Again. I inhaled that rare fragrance, scarcely perceptible and yet exquisite, as though it were her very breath, my flesh at once burning feverishly as if by the urgency of some torrid blaze. I felt a surge of fear, that the lock on my inner door was giving way, my immortal soul fleeing in horror from those latent abysmal instincts she had awakened within me. Suddenly the thought of death gave me no pain. This life was a mystery I despaired of ever solving, and I had perforce to be content with leaving it, my brain beginning to swim as if some occult change in the atmosphere had summoned the most weird nonsense, the strangest fantasies, and bade them to dance as airy figures before me. With each succcssive whiff I grew dizzier, my hold on reality more tenuous. A dull red crept to my temples, a shimmering phoenix took flight, and just then the timely voice of New Jersey pulled me back from that remarkable intoxication.
“Get me a wet towel,” he shouted.
“I think he’s delirious,” I heard Penny say, as I felt the coolness of water.
“What happened?” I asked.
“You’re suffering from ague,” New Jersey said. “Are you all right?”
“Her perfume—”
“Her perfume?” New Jersey sniffed. “What’s that got to do with anything? You two take it easy—we’ll be at the Institute in a few minutes. Reno, you’re going straight to the infirmary.”
“I’m all right,” I protested and saw Tommy dimly across the aisle, a gleam of “I told you so” in his eyes, looking down on me in more ways than one.
“I’ll be around if you need me,” New Jersey said, rising to leave.
“I’ll take care of him,” Penny replied.
Once more “alone,” the circuit of my riotous thoughts broken, she remained to stroke my hair with graceful gestures and stare at me, almost hypnotically. I would like to say her smile gladdened my heart, but I cannot. When she leaned close, I could still smell that most subtle of lures, and I was more convinced than ever that the evasive scent was not a perfume at all. It was her breath, it was she!

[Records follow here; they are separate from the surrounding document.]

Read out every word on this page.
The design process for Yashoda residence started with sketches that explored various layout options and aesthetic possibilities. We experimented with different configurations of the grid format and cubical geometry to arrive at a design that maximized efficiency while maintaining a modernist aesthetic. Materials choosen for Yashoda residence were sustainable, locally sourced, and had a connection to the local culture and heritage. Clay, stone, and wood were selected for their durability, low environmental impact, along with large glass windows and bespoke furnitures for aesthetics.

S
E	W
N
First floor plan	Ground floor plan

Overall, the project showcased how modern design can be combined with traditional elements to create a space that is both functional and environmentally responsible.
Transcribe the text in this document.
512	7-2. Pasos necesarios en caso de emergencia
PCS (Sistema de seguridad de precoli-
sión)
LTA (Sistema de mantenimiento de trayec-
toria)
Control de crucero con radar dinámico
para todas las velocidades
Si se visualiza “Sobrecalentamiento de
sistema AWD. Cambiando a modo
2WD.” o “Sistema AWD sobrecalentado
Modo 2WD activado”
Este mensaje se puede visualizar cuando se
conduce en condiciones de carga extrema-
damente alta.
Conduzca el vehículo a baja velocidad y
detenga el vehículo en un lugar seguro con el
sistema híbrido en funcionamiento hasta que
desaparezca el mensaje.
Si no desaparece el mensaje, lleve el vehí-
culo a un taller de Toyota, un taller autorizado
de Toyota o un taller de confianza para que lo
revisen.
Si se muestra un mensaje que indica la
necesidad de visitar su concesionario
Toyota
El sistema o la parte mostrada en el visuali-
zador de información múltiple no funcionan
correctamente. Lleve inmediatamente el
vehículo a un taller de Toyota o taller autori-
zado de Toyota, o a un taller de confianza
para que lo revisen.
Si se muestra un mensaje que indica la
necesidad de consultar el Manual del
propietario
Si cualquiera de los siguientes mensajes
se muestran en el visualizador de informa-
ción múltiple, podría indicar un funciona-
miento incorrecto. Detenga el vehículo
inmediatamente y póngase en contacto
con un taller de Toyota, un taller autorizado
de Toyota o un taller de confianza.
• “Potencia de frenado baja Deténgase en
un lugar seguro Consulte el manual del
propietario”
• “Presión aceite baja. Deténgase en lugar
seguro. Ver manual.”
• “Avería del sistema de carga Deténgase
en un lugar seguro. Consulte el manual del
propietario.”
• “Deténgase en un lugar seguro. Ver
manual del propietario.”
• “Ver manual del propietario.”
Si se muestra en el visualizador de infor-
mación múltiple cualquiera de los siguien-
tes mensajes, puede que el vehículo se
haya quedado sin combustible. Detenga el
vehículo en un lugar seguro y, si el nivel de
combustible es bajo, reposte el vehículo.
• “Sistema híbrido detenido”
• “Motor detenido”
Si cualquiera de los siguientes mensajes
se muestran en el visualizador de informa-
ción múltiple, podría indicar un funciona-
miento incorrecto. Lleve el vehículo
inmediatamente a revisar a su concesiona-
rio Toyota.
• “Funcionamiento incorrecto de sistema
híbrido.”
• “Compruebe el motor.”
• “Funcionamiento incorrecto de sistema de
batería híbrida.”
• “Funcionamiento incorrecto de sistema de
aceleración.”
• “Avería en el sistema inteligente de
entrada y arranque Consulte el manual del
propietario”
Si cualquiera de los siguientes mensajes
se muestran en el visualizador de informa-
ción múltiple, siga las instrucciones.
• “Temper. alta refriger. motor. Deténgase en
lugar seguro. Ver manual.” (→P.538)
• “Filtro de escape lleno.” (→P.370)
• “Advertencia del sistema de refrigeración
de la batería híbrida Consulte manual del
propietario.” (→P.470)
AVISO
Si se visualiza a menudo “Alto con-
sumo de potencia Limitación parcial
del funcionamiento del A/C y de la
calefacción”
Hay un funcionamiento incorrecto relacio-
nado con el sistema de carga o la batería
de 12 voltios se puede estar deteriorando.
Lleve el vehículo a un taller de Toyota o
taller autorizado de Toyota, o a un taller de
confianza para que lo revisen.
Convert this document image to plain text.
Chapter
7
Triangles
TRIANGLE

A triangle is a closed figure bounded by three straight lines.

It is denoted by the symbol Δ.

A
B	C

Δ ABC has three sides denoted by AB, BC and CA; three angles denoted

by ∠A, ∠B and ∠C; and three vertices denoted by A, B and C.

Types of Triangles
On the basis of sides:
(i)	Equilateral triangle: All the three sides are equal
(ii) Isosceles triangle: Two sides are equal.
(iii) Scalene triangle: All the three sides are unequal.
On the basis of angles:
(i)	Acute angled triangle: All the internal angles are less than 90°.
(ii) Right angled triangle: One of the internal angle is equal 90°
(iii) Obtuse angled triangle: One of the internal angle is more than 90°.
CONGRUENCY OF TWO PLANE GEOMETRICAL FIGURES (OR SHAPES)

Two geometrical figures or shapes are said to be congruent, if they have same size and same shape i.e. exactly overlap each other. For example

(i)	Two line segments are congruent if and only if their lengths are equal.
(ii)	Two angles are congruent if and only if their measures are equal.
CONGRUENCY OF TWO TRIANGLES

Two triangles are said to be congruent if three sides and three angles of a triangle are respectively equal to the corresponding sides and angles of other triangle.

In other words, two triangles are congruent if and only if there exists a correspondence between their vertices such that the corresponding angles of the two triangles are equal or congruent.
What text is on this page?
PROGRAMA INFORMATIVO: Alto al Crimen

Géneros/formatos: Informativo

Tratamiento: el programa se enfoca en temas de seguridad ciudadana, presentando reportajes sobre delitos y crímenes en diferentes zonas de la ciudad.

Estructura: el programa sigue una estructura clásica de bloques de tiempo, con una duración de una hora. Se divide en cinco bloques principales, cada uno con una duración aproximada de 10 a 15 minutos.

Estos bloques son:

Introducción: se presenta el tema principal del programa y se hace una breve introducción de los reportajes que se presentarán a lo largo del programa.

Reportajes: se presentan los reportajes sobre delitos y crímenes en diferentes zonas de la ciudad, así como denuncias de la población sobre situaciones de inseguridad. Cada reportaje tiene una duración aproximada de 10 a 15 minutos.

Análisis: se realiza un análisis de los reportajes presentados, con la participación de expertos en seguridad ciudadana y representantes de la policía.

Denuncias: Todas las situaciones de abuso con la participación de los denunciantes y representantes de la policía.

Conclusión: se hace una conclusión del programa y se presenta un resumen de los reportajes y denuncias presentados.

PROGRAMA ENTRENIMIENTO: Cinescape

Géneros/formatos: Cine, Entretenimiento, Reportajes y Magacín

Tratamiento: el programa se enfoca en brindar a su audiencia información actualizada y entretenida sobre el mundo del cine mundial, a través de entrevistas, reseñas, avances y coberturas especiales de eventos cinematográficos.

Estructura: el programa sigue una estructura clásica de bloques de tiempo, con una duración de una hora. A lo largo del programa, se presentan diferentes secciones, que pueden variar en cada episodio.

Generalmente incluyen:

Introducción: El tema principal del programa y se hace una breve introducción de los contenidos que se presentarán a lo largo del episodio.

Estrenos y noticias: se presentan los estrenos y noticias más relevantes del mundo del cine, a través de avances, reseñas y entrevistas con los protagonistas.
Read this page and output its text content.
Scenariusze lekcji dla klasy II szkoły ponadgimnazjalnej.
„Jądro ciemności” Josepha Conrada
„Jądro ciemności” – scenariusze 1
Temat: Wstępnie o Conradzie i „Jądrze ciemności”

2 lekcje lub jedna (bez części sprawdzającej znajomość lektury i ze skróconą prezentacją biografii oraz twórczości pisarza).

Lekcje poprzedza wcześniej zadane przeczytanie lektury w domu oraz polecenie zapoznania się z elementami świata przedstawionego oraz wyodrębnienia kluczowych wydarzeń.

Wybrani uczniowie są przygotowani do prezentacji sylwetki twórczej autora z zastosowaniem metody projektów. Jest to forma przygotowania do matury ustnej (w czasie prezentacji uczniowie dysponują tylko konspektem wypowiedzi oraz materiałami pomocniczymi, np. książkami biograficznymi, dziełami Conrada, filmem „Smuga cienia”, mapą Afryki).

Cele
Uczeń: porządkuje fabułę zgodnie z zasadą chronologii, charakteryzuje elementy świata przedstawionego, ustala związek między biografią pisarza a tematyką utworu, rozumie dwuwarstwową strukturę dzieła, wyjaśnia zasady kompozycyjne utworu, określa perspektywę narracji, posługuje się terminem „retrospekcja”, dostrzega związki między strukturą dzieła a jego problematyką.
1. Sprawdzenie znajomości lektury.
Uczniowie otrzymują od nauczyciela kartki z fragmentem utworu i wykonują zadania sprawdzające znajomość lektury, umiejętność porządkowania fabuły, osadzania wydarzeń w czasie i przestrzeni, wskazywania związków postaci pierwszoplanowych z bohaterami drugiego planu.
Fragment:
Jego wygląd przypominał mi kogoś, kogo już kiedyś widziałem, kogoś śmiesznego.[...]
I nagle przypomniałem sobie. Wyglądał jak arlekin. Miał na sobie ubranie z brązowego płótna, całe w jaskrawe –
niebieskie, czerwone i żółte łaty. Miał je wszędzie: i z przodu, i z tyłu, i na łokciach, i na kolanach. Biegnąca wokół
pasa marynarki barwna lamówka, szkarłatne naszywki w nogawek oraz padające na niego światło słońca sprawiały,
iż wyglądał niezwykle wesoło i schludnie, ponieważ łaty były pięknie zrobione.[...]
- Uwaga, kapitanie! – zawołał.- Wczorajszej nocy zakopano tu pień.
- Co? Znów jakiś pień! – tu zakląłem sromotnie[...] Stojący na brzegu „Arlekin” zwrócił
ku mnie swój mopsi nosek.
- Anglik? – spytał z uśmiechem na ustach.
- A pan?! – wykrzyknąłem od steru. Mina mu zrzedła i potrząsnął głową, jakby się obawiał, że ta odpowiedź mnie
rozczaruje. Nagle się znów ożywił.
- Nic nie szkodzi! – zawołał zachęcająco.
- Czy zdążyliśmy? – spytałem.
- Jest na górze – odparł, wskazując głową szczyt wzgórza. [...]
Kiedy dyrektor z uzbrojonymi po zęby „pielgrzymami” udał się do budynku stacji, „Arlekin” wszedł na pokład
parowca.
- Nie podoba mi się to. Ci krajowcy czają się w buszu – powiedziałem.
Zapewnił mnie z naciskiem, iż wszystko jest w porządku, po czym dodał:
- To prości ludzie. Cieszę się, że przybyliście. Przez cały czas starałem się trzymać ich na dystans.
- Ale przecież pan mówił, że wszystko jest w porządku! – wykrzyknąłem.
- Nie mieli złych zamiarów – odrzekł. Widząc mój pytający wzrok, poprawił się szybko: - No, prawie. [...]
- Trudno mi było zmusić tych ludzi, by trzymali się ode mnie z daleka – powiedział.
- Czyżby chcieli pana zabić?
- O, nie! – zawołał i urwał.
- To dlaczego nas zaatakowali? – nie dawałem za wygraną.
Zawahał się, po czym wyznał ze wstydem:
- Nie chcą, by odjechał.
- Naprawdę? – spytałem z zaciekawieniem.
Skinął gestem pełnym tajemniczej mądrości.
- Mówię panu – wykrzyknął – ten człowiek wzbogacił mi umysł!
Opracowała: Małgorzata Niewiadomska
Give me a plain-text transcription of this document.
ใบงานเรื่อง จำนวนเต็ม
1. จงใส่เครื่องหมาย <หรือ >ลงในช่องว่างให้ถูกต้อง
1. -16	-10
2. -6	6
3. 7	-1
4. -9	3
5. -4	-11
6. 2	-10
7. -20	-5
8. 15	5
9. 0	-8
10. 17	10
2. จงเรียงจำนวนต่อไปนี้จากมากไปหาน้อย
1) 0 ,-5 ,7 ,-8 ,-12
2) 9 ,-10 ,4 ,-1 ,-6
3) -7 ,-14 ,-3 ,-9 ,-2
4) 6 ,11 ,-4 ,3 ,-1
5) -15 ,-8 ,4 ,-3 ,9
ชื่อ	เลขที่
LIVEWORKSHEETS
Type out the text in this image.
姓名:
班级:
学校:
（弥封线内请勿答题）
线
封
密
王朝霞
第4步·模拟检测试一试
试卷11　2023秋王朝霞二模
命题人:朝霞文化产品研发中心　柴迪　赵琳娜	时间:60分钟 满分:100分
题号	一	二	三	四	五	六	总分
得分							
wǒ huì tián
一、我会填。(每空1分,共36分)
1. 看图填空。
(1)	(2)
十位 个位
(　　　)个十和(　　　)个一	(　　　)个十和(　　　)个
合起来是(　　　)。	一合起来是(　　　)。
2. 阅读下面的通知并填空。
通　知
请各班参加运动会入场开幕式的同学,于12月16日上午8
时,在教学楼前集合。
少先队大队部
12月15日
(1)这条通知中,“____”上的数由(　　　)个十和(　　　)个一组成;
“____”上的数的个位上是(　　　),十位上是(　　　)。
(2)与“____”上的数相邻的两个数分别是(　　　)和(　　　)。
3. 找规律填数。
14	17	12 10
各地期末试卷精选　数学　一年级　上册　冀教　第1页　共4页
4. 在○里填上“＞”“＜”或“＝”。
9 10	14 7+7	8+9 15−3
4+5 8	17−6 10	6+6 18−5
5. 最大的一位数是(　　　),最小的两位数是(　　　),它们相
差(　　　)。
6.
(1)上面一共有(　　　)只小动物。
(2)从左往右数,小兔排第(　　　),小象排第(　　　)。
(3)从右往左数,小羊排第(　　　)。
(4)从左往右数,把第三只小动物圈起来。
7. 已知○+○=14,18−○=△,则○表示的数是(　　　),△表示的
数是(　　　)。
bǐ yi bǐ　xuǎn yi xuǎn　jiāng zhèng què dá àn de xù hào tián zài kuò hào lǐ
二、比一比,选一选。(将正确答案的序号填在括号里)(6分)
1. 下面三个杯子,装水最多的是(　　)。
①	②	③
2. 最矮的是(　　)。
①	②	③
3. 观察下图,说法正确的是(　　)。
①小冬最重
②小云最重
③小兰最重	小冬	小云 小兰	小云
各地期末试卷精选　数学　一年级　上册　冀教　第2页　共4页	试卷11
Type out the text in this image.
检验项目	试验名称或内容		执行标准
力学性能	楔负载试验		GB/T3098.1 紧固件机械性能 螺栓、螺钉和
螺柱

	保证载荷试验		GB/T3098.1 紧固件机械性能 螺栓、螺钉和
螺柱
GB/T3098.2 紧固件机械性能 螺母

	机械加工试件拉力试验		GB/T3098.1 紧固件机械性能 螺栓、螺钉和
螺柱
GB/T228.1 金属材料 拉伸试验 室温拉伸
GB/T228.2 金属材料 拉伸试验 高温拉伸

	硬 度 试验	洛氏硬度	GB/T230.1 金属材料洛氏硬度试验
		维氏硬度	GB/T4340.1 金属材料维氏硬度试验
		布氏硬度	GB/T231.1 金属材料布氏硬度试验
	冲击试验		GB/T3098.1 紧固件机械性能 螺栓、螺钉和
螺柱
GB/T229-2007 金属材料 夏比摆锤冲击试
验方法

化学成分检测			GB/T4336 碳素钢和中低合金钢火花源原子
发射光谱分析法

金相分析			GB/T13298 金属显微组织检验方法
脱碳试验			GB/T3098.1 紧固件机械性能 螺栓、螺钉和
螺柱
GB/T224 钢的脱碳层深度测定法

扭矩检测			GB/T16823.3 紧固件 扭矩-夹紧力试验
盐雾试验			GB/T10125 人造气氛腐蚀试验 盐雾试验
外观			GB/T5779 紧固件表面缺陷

As we neared the Institute, I wished to test my theory by bringing matters to a head. After some preliminary conversation about her past—the death of her parents and her identical twin sister in that
terrible fire, about which she was confused by recent events; followed by her adoption by a distant relative out west in Wyoming; her flight from home as a troubled adolescent; a brief time as a religieuse in a convent; her adventures as a world traveler; her failures in various careers—the talk turned to me.
“You’re the writer, Reno,” she said. I did not deny it. “You write the Buckaroo adventure books.”
“I take notes and report what I see.”
“What did you do before you joined the outfit?”
“We in the ‘outfit,’ ” I said, “don’t ask one another such personal questions, but since you didn’t know better, I’ll tell you. I had my own think tank, but I got tired of thinking—I wanted some action.”
“What are you working on now?” she asked. “Or should I say what new adventure are you taking notes for?”
“I don’t know yet,” I said. “Bui I am reminded of a story from classical antiquity, in which an Indian prince sent a beautiful girl to Alexander the Great as a gift. Naturally, the young conqueror was smitten by her loveliness, but what was more amazing about the girl, what set her apart from every other of her sex, was the strange delectable perfume on her breath, sweeter than any flower. It was this seductive scent which covered her terrible secret.”
“Which was—?”
“That all her life she had been raised on poisons, nurtured by them, fed them from her birth, so that the deadliest toxins became her element, as natural to her as water and the air we breathe, and in time she became poisonous herself . . . lethally so. Her embrace was literally the kiss of death.”